Français détenu au Sénégal pour orientation sexuelle : suivis diplomatiques

Un ressortissant français a été arrêté au Sénégal le 14 février 2026 pour des motifs liés à son orientation sexuelle, selon les informations confirmées par les services diplomatiques. Les autorités françaises assurent un suivi attentif de cette affaire, en coordination étroite avec la famille de l’intéressé.

Le consulat de France à Dakar a déjà pu rendre visite à la personne détenue à quatre reprises, dans le cadre des protections consulaires garanties par les conventions internationales. Les échanges entre les services du ministère de l’Europe et des Affaires étrangères et les proches du détenu se poursuivent sans relâche.

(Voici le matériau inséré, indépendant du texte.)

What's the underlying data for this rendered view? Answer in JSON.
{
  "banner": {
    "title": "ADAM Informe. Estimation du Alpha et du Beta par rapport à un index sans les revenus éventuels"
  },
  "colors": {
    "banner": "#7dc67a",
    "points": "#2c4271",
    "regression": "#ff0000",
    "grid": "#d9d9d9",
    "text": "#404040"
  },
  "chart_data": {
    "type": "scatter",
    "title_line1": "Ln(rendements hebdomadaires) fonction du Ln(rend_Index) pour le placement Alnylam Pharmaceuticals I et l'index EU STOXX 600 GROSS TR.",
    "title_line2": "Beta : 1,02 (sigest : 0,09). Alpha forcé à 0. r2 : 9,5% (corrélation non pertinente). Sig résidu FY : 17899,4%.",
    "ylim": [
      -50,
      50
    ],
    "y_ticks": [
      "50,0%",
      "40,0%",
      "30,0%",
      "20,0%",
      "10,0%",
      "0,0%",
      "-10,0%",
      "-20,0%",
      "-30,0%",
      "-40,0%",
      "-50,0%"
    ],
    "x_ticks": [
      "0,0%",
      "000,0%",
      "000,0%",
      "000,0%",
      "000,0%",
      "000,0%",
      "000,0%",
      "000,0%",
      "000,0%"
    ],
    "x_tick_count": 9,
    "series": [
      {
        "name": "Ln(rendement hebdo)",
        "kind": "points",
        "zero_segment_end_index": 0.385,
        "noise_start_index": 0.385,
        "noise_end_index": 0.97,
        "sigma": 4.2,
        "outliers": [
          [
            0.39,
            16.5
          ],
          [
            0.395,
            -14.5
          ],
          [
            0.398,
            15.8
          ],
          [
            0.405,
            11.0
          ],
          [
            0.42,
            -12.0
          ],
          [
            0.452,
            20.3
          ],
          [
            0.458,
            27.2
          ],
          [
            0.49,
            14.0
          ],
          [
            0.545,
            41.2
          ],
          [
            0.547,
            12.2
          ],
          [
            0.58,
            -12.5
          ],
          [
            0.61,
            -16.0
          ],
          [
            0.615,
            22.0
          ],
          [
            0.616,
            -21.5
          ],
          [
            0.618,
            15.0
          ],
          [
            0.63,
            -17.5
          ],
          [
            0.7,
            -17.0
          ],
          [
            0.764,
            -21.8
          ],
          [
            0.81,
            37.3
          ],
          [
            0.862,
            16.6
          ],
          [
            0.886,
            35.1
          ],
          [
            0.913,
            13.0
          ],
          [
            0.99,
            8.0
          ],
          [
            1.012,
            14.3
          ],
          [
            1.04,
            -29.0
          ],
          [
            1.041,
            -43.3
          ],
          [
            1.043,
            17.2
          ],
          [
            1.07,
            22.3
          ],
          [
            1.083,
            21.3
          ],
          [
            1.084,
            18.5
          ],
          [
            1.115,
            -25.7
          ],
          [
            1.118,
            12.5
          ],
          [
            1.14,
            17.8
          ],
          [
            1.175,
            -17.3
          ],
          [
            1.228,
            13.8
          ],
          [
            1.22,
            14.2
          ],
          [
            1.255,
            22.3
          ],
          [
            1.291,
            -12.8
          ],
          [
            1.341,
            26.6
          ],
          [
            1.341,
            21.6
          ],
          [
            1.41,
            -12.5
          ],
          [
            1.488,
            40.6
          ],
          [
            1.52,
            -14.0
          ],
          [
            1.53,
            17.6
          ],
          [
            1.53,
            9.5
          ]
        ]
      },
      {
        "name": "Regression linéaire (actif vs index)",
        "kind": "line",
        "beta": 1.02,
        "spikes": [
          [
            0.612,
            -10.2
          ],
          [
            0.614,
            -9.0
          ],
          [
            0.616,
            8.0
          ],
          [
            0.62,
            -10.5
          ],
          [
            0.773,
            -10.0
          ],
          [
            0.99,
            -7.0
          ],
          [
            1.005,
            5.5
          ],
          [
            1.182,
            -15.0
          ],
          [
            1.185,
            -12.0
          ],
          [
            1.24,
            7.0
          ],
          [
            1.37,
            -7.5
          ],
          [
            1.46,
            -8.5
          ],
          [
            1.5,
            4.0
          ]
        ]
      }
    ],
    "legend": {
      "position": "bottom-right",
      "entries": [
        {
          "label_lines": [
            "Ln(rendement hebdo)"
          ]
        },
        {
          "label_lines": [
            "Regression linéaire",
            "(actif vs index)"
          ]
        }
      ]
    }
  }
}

Contexte juridique et répression accrue au Sénégal

Cette arrestation intervient dans un contexte marqué par un durcissement législatif récent au Sénégal. Depuis le 31 mars 2026, une nouvelle loi criminalise davantage l’homosexualité, doublant les peines encourues pour les « actes contre-nature ». Les personnes reconnues coupables risquent désormais entre cinq et dix ans d’emprisonnement, assortis d’amendes pouvant atteindre 15 000 euros.

Ce texte, porté par le Premier ministre Ousmane Sonko, a été adopté afin de clarifier la définition des relations homosexuelles, jusqu’alors peu encadrées juridiquement. Plusieurs médias locaux rapportent une augmentation significative des arrestations depuis son entrée en vigueur.

Une mesure « profondément préoccupante » qui « bafoue » les droits humains, a dénoncé le Haut-Commissaire des Nations Unies aux droits de l’homme, Volker Türk.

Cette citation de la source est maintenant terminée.